菅家アーカイブ

過去のブログで書いてきたお笑いDVDレビューをまとめました。

「鯨」(ラーメンズ第9回公演)

ラーメンズ第9回公演 『鯨』 [DVD]

ラーメンズ第9回公演 『鯨』 [DVD]

 

●「ことわざ仙人」
ことわざ普通免許を取りにきた男の前に現れたのは、ことわざ仙人と呼ばれる髭の男だった……というコント。小林の言葉遊びが前面に出ているコントで、タイトル通りことわざの弄り方が巧み。「孫にも衣装、ひ孫には現金、やしゃごには圧力を」「武士は食わねど救援物資が届かない……いらねーよ、爪楊枝なんて!」の引っ張り具合は尋常ではない。

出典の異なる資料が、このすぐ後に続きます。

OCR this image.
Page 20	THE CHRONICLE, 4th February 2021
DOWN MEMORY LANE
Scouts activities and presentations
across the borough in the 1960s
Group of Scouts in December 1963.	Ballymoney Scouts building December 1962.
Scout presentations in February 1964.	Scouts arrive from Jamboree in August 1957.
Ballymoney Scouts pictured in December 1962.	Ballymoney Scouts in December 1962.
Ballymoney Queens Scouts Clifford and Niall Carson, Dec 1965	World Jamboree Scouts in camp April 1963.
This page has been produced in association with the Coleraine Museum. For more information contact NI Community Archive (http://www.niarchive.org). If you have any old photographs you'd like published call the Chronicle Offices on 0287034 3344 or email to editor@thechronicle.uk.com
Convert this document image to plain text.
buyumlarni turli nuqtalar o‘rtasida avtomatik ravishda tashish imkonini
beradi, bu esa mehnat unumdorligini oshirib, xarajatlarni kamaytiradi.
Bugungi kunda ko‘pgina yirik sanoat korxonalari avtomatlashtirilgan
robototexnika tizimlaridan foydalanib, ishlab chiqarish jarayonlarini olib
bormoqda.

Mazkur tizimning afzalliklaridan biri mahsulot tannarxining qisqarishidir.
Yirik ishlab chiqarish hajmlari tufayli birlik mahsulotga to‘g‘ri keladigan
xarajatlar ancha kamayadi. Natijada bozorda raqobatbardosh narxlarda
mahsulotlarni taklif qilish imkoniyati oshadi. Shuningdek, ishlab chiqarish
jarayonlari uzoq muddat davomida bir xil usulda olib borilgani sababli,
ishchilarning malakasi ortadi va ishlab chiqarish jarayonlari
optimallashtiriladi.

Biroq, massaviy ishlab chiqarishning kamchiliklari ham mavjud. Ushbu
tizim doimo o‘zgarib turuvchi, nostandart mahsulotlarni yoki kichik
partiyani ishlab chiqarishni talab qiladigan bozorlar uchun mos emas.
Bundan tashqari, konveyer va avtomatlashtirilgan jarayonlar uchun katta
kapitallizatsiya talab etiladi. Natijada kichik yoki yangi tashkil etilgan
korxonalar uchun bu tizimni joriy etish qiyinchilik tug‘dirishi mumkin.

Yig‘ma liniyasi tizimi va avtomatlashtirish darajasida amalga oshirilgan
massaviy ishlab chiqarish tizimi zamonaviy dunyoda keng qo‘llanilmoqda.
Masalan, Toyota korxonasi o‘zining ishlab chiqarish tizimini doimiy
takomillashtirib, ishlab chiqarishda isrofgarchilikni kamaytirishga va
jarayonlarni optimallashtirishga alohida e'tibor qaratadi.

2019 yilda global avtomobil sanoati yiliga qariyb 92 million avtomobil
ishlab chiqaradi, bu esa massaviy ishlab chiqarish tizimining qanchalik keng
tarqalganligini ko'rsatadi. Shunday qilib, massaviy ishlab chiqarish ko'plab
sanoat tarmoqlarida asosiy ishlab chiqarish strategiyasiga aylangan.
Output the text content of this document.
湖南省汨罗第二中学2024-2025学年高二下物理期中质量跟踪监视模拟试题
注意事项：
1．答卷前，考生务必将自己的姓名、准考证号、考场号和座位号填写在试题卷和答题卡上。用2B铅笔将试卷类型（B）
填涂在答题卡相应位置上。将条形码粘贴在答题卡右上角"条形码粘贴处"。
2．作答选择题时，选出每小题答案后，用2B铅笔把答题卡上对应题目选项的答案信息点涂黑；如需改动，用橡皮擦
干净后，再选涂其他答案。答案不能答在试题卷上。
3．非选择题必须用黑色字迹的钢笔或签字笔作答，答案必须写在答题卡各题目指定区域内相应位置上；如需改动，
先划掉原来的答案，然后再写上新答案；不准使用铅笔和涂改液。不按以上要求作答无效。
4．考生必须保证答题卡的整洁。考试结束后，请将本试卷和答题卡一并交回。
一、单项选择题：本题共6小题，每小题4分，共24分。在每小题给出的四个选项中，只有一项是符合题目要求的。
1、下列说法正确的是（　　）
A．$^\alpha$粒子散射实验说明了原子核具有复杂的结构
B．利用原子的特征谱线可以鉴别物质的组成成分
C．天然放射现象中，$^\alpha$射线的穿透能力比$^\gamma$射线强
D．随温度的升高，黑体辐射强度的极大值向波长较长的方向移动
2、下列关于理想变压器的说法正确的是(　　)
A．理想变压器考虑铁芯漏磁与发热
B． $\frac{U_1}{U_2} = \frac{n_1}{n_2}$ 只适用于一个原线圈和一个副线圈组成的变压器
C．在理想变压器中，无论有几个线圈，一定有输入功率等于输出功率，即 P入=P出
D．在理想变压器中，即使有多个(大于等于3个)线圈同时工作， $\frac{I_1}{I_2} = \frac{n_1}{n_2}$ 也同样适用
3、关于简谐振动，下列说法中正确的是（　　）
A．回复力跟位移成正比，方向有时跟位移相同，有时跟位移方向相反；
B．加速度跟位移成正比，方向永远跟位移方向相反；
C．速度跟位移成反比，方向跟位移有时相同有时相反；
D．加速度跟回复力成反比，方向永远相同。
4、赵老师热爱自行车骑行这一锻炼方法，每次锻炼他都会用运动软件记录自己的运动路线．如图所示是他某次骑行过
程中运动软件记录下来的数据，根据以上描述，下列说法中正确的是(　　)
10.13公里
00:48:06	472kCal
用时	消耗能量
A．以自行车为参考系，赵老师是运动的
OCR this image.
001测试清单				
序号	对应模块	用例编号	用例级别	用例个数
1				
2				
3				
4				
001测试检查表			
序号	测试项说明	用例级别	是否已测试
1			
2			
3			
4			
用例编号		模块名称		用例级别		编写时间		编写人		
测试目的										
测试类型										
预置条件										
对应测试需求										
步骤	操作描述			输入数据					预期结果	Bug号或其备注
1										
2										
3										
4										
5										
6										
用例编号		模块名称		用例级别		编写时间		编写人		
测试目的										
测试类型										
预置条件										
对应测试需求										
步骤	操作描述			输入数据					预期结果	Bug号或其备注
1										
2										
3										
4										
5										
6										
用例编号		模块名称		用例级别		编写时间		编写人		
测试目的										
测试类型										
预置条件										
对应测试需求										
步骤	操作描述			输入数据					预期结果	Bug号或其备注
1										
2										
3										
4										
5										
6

こういう言葉の遊び方をしたいと思う、今日この頃。

 

●「超能力」
超能力が使えそうな男と、使えなさそうな男。超能力を使えない二人は、超能力が使えるようになりたいなあ、と思っている。ところが、超能力が使えなさそうな男は超能力が使えるらしい……というコント。どんでん返しにどんでん返しにどんでん返しが重なって、意外性満点のコント。最後のほうの演出は流石。

●「バースデー」
今日が誕生日の男が、ズボラな男の持ってきた紙袋の中身を気にするコント。殆どが登場人物の心の声で構成されていて、その声に合わせて二人が身体を動かすという、ある意味で斬新な設定。セリフが勝手に流れているだけ動きに余裕が出来るのが良い。そのため、他のコントよりも動きがキビキビしている。マイムが素晴らしいです。

●「壷バカ」
壷を持った二人が壷の中身で遊ぶコント。マイムメインな点は「バースデー」と似ているが、こちらは動きと効果音のみ。そのため完全に動きのみで笑わせている。また、唯一の効果音である「壷の中身を受ける」という部分が、より効果的なモノになっている。それにしてもオチが少し下ネタ寄りな気が。

●「絵かき歌」
絵かき歌を歌いながら、地面に絵を描いている男。絵描き男の兄貴的存在の男。二人は普通の人間のように見えたが、実はこの世界の人間ではなかった、というコント。ラーメンズらしい、不思議な世界観のコント。無意味で不条理。コント終りには妙な清涼感があり、じっくり楽しめるコントだとも言えなくもない。

●「count」
物を数えるコント。数字関係は前公演の「ドラマチックカウント」があるが、それよりもシンプルに、物の数(一人、二人、一人と一匹など)が先に公開され、その後に舞台上で数字を二人が表現する感じになっている。こちらも一発勝負なところがあり、何度も観られるタイプのコントではない。

●「アカミー賞授賞式」
アカミー賞という賞の授賞式の様子。珍しく、片桐が客席にいるコント。やや外国人口調の小林のテンションも面白いし、その小林よりずっとハイテンションの片桐も面白い。そして受賞された作品の内容も面白い。とにかくやたらと面白い。オチも最高に好きです。ああ、褒める事しか出来ないなあ。お肉! お肉!

●「器用で不器用な男と不器用で器用な男の話」
コミュニケーションに器用だけれど、お金に不器用な男。お金に器用だけれど、コミュニケーションに不器用な男。二人の男のある日の出来事。ラーメンズ近年のコントの中でも珠玉の作品。前半はしっかり笑わせてくれるし、後半はキッチリ泣かせてくれる。才能が無いから実家に帰るという片桐にも同情できるし、それを止めて頑張ってほしいと思う小林にも同情できる。二つの気持ちの中で葛藤する客。泣かずにはいられません。

・総評
前公演「椿」の延長線みたいなコントもあるけど、全体的に演劇志向になりつつある雰囲気がなんともかんとも。その葛藤が見え隠れすることは無いけれど、これまでのラーメンズが違うカタチになってきているという感じ。特に最後の「器用で…」は、後々の演劇スタイルの根源になっている。ここからラーメンズは変化する。